Em nota, o Ministério da Economia confirmou a saída de Cintra — para quem a nova CPMF é fundamental para uma reforma tributária eficaz — e ressaltou que não há um projeto de reforma tributária finalizado. “A equipe econômica trabalha na formulação de um novo regime tributário para corrigir distorções, simplificar normas, reduzir custos, aliviar a carga tributária sobre as famílias e desonerar a folha de pagamento. A proposta somente será divulgada depois do aval do ministro Paulo Guedes e do presidente da República, Jair Bolsonaro”, informa o comunicado.
A nota do ministério não cita a criação de um imposto sobre pagamentos. O Secretário de Privatizações, Salim Mattar, que ficou sabendo da exoneração pela imprensa, afirmou que o fato é normal para um governo. “Somente ajuste de peças”, disse ao chegar ao Ministério da Economia. “A proposta somente será divulgada depois do aval do ministro Paulo Guedes e do presidente da República, Jair Bolsonaro”, completa o texto.
Substituto
Ferraz Neto, que assume o Fisco interinamente, foi indicado para o cargo de subsecretário-geral há menos de um mês, quando o então titular da subsecretaria, João Paulo Ramos Fachada Martins da Silva, saiu em meio a ameaça de entrega de cargos na Receita por ingerência política. (Com estagiária Ana Russi e Humberto Rezende)

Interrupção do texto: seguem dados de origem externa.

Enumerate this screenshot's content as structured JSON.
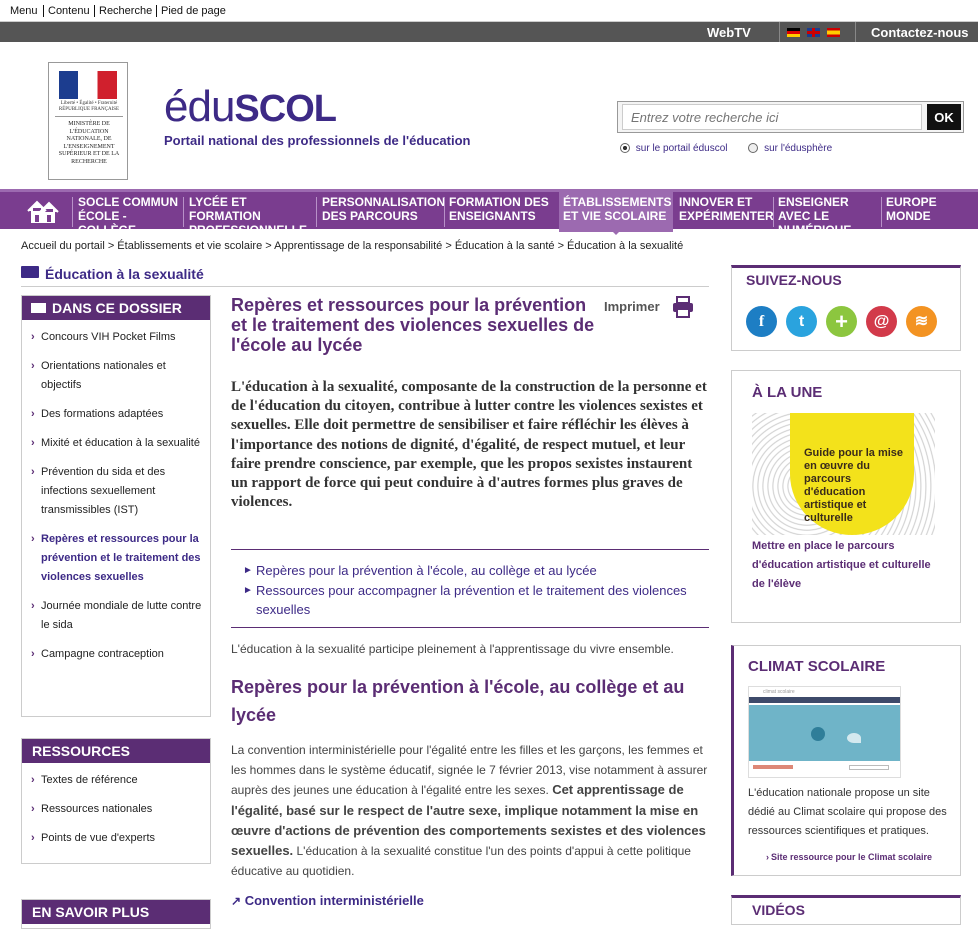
{
  "skip_links": [
    "Menu",
    "Contenu",
    "Recherche",
    "Pied de page"
  ],
  "top": {
    "webtv": "WebTV",
    "contact": "Contactez-nous"
  },
  "brand": {
    "name_part1": "édu",
    "name_part2": "SCOL",
    "tagline": "Portail national des professionnels de l'éducation",
    "ministry_text": "MINISTÈRE DE L'ÉDUCATION NATIONALE, DE L'ENSEIGNEMENT SUPÉRIEUR ET DE LA RECHERCHE",
    "rf_text": "Liberté • Égalité • Fraternité RÉPUBLIQUE FRANÇAISE"
  },
  "search": {
    "placeholder": "Entrez votre recherche ici",
    "button": "OK",
    "option1": "sur le portail éduscol",
    "option2": "sur l'édusphère"
  },
  "nav": [
    "SOCLE COMMUN ÉCOLE - COLLÈGE",
    "LYCÉE ET FORMATION PROFESSIONNELLE",
    "PERSONNALISATION DES PARCOURS",
    "FORMATION DES ENSEIGNANTS",
    "ÉTABLISSEMENTS ET VIE SCOLAIRE",
    "INNOVER ET EXPÉRIMENTER",
    "ENSEIGNER AVEC LE NUMÉRIQUE",
    "EUROPE MONDE"
  ],
  "breadcrumb": "Accueil du portail > Établissements et vie scolaire > Apprentissage de la responsabilité > Éducation à la santé > Éducation à la sexualité",
  "section_title": "Éducation à la sexualité",
  "dossier": {
    "title": "DANS CE DOSSIER",
    "items": [
      "Concours VIH Pocket Films",
      "Orientations nationales et objectifs",
      "Des formations adaptées",
      "Mixité et éducation à la sexualité",
      "Prévention du sida et des infections sexuellement transmissibles (IST)",
      "Repères et ressources pour la prévention et le traitement des violences sexuelles",
      "Journée mondiale de lutte contre le sida",
      "Campagne contraception"
    ]
  },
  "ressources": {
    "title": "RESSOURCES",
    "items": [
      "Textes de référence",
      "Ressources nationales",
      "Points de vue d'experts"
    ]
  },
  "en_savoir": {
    "title": "EN SAVOIR PLUS"
  },
  "article": {
    "title": "Repères et ressources pour la prévention et le traitement des violences sexuelles de l'école au lycée",
    "print": "Imprimer",
    "intro": "L'éducation à la sexualité, composante de la construction de la personne et de l'éducation du citoyen, contribue à lutter contre les violences sexistes et sexuelles. Elle doit permettre de sensibiliser et faire réfléchir les élèves à l'importance des notions de dignité, d'égalité, de respect mutuel, et leur faire prendre conscience, par exemple, que les propos sexistes instaurent un rapport de force qui peut conduire à d'autres formes plus graves de violences.",
    "toc": [
      "Repères pour la prévention à l'école, au collège et au lycée",
      "Ressources pour accompagner la prévention et le traitement des violences sexuelles"
    ],
    "lead": "L'éducation à la sexualité participe pleinement à l'apprentissage du vivre ensemble.",
    "h2": "Repères pour la prévention à l'école, au collège et au lycée",
    "para_normal1": "La  convention interministérielle pour l'égalité entre les filles et les garçons, les femmes et les hommes dans le système éducatif, signée le 7 février 2013, vise notamment à assurer auprès des jeunes une éducation à l'égalité entre les sexes.",
    "para_bold": "Cet apprentissage de l'égalité, basé sur le respect de l'autre sexe, implique notamment la mise en œuvre d'actions de prévention des comportements sexistes et des violences sexuelles.",
    "para_normal2": "L'éducation à la sexualité constitue l'un des points d'appui à cette politique éducative au quotidien.",
    "link": "Convention interministérielle"
  },
  "suivez": {
    "title": "SUIVEZ-NOUS",
    "icons": [
      "facebook-icon",
      "twitter-icon",
      "plus-icon",
      "mail-icon",
      "rss-icon"
    ]
  },
  "une": {
    "title": "À LA UNE",
    "image_text": "Guide pour la mise en œuvre du parcours d'éducation artistique et culturelle",
    "caption": "Mettre en place le parcours d'éducation artistique et culturelle de l'élève"
  },
  "climat": {
    "title": "CLIMAT SCOLAIRE",
    "text": "L'éducation nationale propose un site dédié au Climat scolaire qui propose des ressources scientifiques et pratiques.",
    "link": "Site ressource pour le Climat scolaire",
    "thumb_label": "climat scolaire"
  },
  "videos": {
    "title": "VIDÉOS"
  },
  "colors": {
    "purple": "#5b2d74",
    "nav": "#7a3d8f",
    "grey": "#555555"
  }
}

Proposta única dos estados
Os estados querem uma fatia da arrecadação da União com o novo imposto único a ser criado na reforma tributária, o IBS (Imposto sobre Bens e Serviços), para alimentar o fundo de desenvolvimento regional e um fundo para compensação das desonerações para exportações, que substituiria a Lei Kandir. A previsão é de que 40% da parte da receita da União no IBS vá para os dois fundos. Além disso, 50% da arrecadação com o imposto seletivo (que tem alíquota diferenciada e incide sobre produtos como bebida, cigarro e energia elétrica) terão a mesma destinação. A previsão está na proposta entregue pelos secretários de Fazenda dos estados ao presidente da Câmara dos Deputados, Rodrigo Maia, e que prevê um texto substitutivo à reforma que tramita na Casa, a proposta de emenda à Constituição (PEC) 45.